Lithuanian utility Ignitis group saw Q3 net profit fall by more than half as power prices and exceptional margins from 2022–23 continued to normalise, even though adjusted EBITDA edged up over nine months. In Latvia, state-owned Latvenergo issued its first EU green bond, raising €400 million at a 3.612% coupon with demand more than 5.5 times the offer. The placement was dominated by European asset managers and sustainability-focused investors.
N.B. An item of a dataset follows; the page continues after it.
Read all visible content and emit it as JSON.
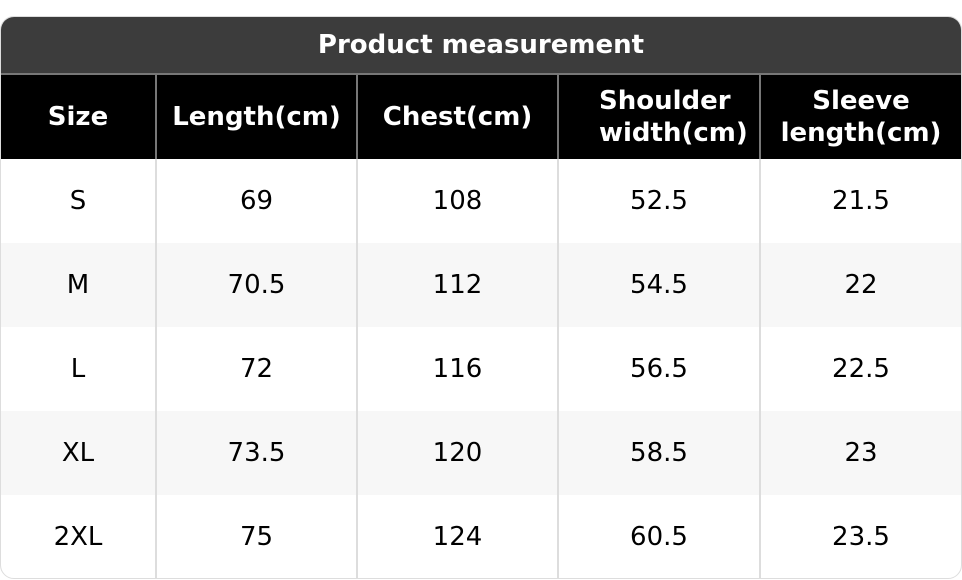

Together, the moves underline a shift from crisis-era windfall profits towards more ordinary returns financed via Europe’s growing green capital market.

🇪🇪 Tax revenues and foreign labour reshape Estonia’s economy

Estonia collected €11.3 billion in tax revenues over nine months, €1.1 billion more than a year earlier, with strong growth in personal income tax, social tax and VAT. The increase reflects higher wages and tax changes rather than rapid GDP growth. At the same time, about 6,500 third-country nationals arrived for work in 2025, mostly from Ukraine, Moldova and Uzbekistan, filling roles in construction, agriculture, manufacturing and logistics. Employers warn that without a more flexible migration framework, demographic decline will leave persistent labour gaps in key sectors.